Her attention turned to the white sheet in front of her that separated her awareness from her lower half, where the doctor’s scalpel was opening up her flesh. She could see nothing but phantoms. It felt like spiders were crawling all over the lower part of her stomach. There was no awareness of her body, but there was a constant awareness of the passage of time. She was waiting, waiting for a scene from the movies where she’d talk to him. But he was sunk in the depths of life. He was a promise from that South African nurse who’d said: “We’ll open up your womb and take him out. Then you’ll see your baby for the first time.” Her baby. Where was he?
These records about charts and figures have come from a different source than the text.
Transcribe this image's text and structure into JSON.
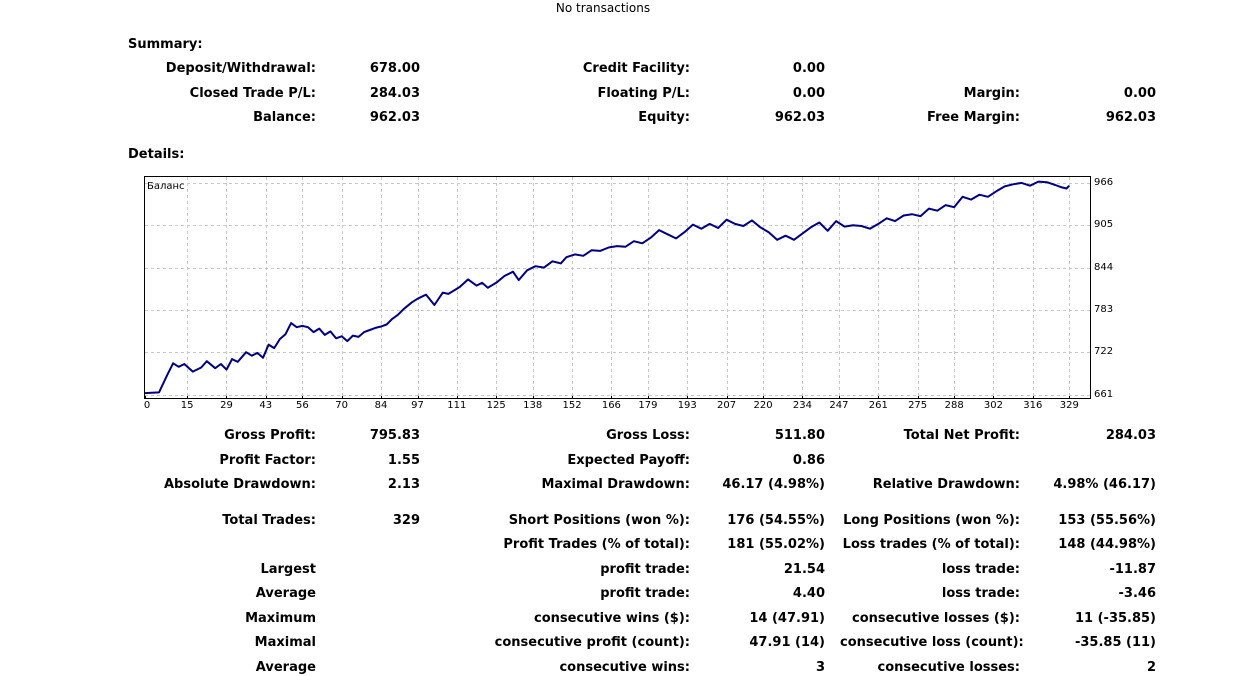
{
  "header": {
    "status": "No transactions"
  },
  "summary": {
    "title": "Summary:",
    "rows": [
      [
        {
          "label": "Deposit/Withdrawal:",
          "value": "678.00"
        },
        {
          "label": "Credit Facility:",
          "value": "0.00"
        },
        {
          "label": "",
          "value": ""
        }
      ],
      [
        {
          "label": "Closed Trade P/L:",
          "value": "284.03"
        },
        {
          "label": "Floating P/L:",
          "value": "0.00"
        },
        {
          "label": "Margin:",
          "value": "0.00"
        }
      ],
      [
        {
          "label": "Balance:",
          "value": "962.03"
        },
        {
          "label": "Equity:",
          "value": "962.03"
        },
        {
          "label": "Free Margin:",
          "value": "962.03"
        }
      ]
    ]
  },
  "details": {
    "title": "Details:",
    "rows": [
      [
        {
          "label": "Gross Profit:",
          "value": "795.83"
        },
        {
          "label": "Gross Loss:",
          "value": "511.80"
        },
        {
          "label": "Total Net Profit:",
          "value": "284.03"
        }
      ],
      [
        {
          "label": "Profit Factor:",
          "value": "1.55"
        },
        {
          "label": "Expected Payoff:",
          "value": "0.86"
        },
        {
          "label": "",
          "value": ""
        }
      ],
      [
        {
          "label": "Absolute Drawdown:",
          "value": "2.13"
        },
        {
          "label": "Maximal Drawdown:",
          "value": "46.17 (4.98%)"
        },
        {
          "label": "Relative Drawdown:",
          "value": "4.98% (46.17)"
        }
      ],
      [
        {
          "label": "Total Trades:",
          "value": "329"
        },
        {
          "label": "Short Positions (won %):",
          "value": "176 (54.55%)"
        },
        {
          "label": "Long Positions (won %):",
          "value": "153 (55.56%)"
        }
      ],
      [
        {
          "label": "",
          "value": ""
        },
        {
          "label": "Profit Trades (% of total):",
          "value": "181 (55.02%)"
        },
        {
          "label": "Loss trades (% of total):",
          "value": "148 (44.98%)"
        }
      ],
      [
        {
          "label": "Largest",
          "value": ""
        },
        {
          "label": "profit trade:",
          "value": "21.54"
        },
        {
          "label": "loss trade:",
          "value": "-11.87"
        }
      ],
      [
        {
          "label": "Average",
          "value": ""
        },
        {
          "label": "profit trade:",
          "value": "4.40"
        },
        {
          "label": "loss trade:",
          "value": "-3.46"
        }
      ],
      [
        {
          "label": "Maximum",
          "value": ""
        },
        {
          "label": "consecutive wins ($):",
          "value": "14 (47.91)"
        },
        {
          "label": "consecutive losses ($):",
          "value": "11 (-35.85)"
        }
      ],
      [
        {
          "label": "Maximal",
          "value": ""
        },
        {
          "label": "consecutive profit (count):",
          "value": "47.91 (14)"
        },
        {
          "label": "consecutive loss (count):",
          "value": "-35.85 (11)"
        }
      ],
      [
        {
          "label": "Average",
          "value": ""
        },
        {
          "label": "consecutive wins:",
          "value": "3"
        },
        {
          "label": "consecutive losses:",
          "value": "2"
        }
      ]
    ]
  },
  "chart_data": {
    "type": "line",
    "legend": "Баланс",
    "line_color": "#000080",
    "grid": true,
    "xlim": [
      0,
      336
    ],
    "ylim": [
      656,
      976
    ],
    "x_ticks": [
      "0",
      "15",
      "29",
      "43",
      "56",
      "70",
      "84",
      "97",
      "111",
      "125",
      "138",
      "152",
      "166",
      "179",
      "193",
      "207",
      "220",
      "234",
      "247",
      "261",
      "275",
      "288",
      "302",
      "316",
      "329"
    ],
    "y_ticks": [
      "966",
      "905",
      "844",
      "783",
      "722",
      "661"
    ],
    "x": [
      0,
      5,
      8,
      10,
      12,
      14,
      17,
      20,
      22,
      25,
      27,
      29,
      31,
      33,
      36,
      38,
      40,
      42,
      44,
      46,
      48,
      50,
      52,
      54,
      56,
      58,
      60,
      62,
      64,
      66,
      68,
      70,
      72,
      74,
      76,
      78,
      80,
      82,
      84,
      86,
      88,
      90,
      92,
      95,
      97,
      100,
      103,
      106,
      108,
      110,
      112,
      115,
      118,
      120,
      122,
      125,
      128,
      131,
      133,
      136,
      139,
      142,
      145,
      148,
      150,
      153,
      156,
      159,
      162,
      165,
      168,
      171,
      174,
      177,
      180,
      183,
      186,
      189,
      192,
      195,
      198,
      201,
      204,
      207,
      210,
      213,
      216,
      219,
      222,
      225,
      228,
      231,
      234,
      237,
      240,
      243,
      246,
      249,
      252,
      255,
      258,
      261,
      264,
      267,
      270,
      273,
      276,
      279,
      282,
      285,
      288,
      291,
      294,
      297,
      300,
      303,
      306,
      309,
      312,
      315,
      318,
      321,
      324,
      326,
      328,
      329
    ],
    "y": [
      663,
      664,
      690,
      706,
      701,
      705,
      694,
      700,
      709,
      699,
      705,
      697,
      712,
      708,
      722,
      717,
      721,
      714,
      733,
      728,
      741,
      748,
      764,
      758,
      760,
      758,
      751,
      756,
      747,
      752,
      742,
      745,
      738,
      746,
      744,
      751,
      754,
      757,
      759,
      762,
      770,
      776,
      784,
      794,
      799,
      805,
      790,
      808,
      806,
      811,
      816,
      827,
      818,
      822,
      815,
      822,
      832,
      838,
      826,
      840,
      846,
      844,
      853,
      850,
      859,
      863,
      861,
      869,
      868,
      873,
      875,
      874,
      882,
      879,
      887,
      898,
      892,
      886,
      895,
      906,
      900,
      907,
      901,
      913,
      907,
      904,
      912,
      902,
      895,
      884,
      890,
      884,
      893,
      902,
      909,
      897,
      911,
      903,
      905,
      904,
      900,
      907,
      915,
      911,
      919,
      921,
      918,
      929,
      926,
      934,
      931,
      946,
      942,
      949,
      946,
      954,
      961,
      964,
      966,
      962,
      968,
      967,
      963,
      960,
      958,
      962
    ]
  }
}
The phantoms behind the white sheet were moving more quickly now. For a moment she felt like she was the metal base of some electric machine, its gears and levers moving left and right. A wave of drowsiness came over her, the effect of the Indian doctor’s sedative, but she resisted it. She’d feel guilty if she missed the moment, missed the madness of nine months of creation. This, quite simply, was what it all came down to: the whole world becomes pregnant and gives birth and humanity keeps on growing by reproduction and mirrors, but her womb was the exception. It was as if all those pregnancies and births, the poetry of which the world knows nothing, had piled up inside of her. Their symptoms and conditions and emotions were all nesting in her nerves. They were all in her. In her heart. In her mind. It was like that throughout the nine months of anticipation, when she could feel a small being clawing her from inside her stomach.
Where was that tiny person?
She waited and waited, afraid the sedative would make its way to her eyelids and she’d lose… She opened her eyes to the sound of crying, but she couldn’t see the source of that tiny voice. Maybe they’d forgotten she was his mother. She didn’t know. She cried out, but the words would not come. She could hear the vague sound of crying, like water coming raspingly out of an old faucet. She knew her son wasn’t some old metal pipe, but she just wanted to make sure, to see him in that moment of absence and awareness.
Those words preceded their showing her that dirty naked creature that looked like a human snail, from his wet hair to his wriggling limbs. Except it was a creature that made her cry. Her crying came out in sobs, and in warm tears, too.
It was a crying that bore fear for that creature, a fear of the world she’d leave him as his inheritance. And there was another fear as well: that he’d make her bear the guilt when the time came for that life to experience disappointment in its hopes and dreams. A crying that printed a new wound in the heart, but one that bore the ancient name: love.